From George the Third to George Washington
“And they stay there . . ”
From George Bush to George Bush
“And they stay there . . ”
From Geronimo to Guantanamo
“And they stay there . . ”
From Kennedy to Katrina
“And they stay there . . ”
From Boston Massacre to Boston Marathon
“And they stay there . . ”
From Tuskegee to Trayvon
“And they stay there . . ”
From “give me liberty or give me death” to “Gimme the loot, gimme the loot!”
“And they stay there . . ”
From strange fruit to “Hands up, don’t shoot!”…

…And they stay there.

From the Navajo to the Alamo to Sandra Bland to G.I.Joe
From Franklin Roosevelt to Frank Nitty to Frank White
From Fred Hampton to Freddie Gray to Fetty Wap
From the founding fathers to the sons and daughters who can’t find their fathers
From building bridges to building walls
From indentured servants to Japanese internment
From taxation without representation to reparations
From invasion to anti-immigration
From manifest destiny to NIMBY
From the escapists to the elitists
From Tea Party to Tea Party
(But that’s none of my business)
From sea to shining sea
My country, ’tis of thee
A history of hypocrisy
Land of the free built on slavery
World police with the worst police in the world
Xenophobic inclusionist
Tolerant tyrant
Neo-Zionist secretly allied with ISIS
You see, to speak American is to speak with diction
Benediction
Contradiction
They say even a broken clock is right twice a day
But the second the minute hand catches up to (h)ours,
we change faces and claim that times have changed
To speak American is to wonder out loud
whether you have become Captain America
or Ultron
Never knowing that you’re both
Your wholesome ideas frozen so many years
that you keep coming back
Attempting to avenge your own mistakes through reinvention
Only to destroy the world in the name of saving it
Because you never figured out the difference
So the next time some Sarah Palin
or any masquerading bamma comes claiming
some oversimplified explanation
related to the patriotic purity
of our proudly politically-incorrect potty mouths,
you tell them
Tell them that theirs ain’t the only forked tongues
that keep a beef tip
like if it’s a sweet secret
Tell them how the hate that hate made
could make hate hate hate
Speak American?
America, please
Even your worstest students
Are most certainly fluent
Speakers
of Americanese.

 

Drew Anderson (also known lovingly as "Droopy the Broke Baller" and "The Black Weird Al Yankovic") has spent the entire 21st century engaging audiences as a science teacher and performer of hip hop, spoken word, parody and comedy.

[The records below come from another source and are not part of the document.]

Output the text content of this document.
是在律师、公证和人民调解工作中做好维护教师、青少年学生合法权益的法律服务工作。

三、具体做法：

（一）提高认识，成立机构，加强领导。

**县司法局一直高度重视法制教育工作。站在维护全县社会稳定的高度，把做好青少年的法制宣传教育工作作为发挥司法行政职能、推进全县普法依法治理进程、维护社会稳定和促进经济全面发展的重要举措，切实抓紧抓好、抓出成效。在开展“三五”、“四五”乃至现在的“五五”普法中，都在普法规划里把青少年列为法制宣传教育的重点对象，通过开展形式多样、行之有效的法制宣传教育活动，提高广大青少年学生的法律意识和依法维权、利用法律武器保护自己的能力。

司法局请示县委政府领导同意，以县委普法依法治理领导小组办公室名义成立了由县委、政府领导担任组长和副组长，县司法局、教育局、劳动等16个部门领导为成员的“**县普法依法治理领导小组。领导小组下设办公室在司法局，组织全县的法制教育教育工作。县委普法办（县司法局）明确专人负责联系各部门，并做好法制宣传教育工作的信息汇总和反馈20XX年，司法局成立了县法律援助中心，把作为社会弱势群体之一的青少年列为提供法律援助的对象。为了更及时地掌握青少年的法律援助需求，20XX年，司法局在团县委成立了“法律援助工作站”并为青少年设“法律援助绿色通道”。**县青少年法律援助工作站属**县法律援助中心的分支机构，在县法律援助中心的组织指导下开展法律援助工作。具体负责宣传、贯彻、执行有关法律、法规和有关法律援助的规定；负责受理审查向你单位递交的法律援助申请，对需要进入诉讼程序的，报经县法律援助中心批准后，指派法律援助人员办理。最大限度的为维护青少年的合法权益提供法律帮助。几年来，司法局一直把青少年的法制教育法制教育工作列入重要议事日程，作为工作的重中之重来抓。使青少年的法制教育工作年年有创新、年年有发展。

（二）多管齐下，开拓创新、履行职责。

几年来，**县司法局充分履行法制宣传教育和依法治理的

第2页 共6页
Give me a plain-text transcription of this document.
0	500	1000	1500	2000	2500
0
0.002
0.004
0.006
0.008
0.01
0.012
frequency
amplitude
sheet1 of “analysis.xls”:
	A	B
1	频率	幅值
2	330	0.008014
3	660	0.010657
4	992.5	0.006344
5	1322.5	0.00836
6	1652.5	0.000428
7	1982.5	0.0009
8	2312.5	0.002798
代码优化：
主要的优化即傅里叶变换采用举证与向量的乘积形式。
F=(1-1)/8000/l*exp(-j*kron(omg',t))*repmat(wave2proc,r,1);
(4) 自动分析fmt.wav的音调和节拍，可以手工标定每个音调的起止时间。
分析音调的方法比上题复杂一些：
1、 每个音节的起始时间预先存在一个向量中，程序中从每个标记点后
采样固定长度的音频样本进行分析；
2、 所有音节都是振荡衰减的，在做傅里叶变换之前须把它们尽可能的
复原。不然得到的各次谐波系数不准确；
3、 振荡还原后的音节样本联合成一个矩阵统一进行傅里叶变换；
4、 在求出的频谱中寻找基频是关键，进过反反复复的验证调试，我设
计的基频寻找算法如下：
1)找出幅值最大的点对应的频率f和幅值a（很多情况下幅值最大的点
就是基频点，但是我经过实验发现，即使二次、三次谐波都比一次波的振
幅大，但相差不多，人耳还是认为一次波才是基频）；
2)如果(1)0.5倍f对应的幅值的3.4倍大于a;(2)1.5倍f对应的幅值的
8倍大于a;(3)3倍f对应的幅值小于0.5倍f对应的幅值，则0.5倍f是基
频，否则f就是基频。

He recently bridged those worlds through C.R.U.N.K. Academy: an innovative, performing arts based, Common Core compatible arts education integration program. Founder and co-host of Spit Dat, the longest-running open mic in the District of Columbia, Anderson represented DC and Baltimore on the cities' joint slam team at the National Poetry Slam in 2003 and 2004.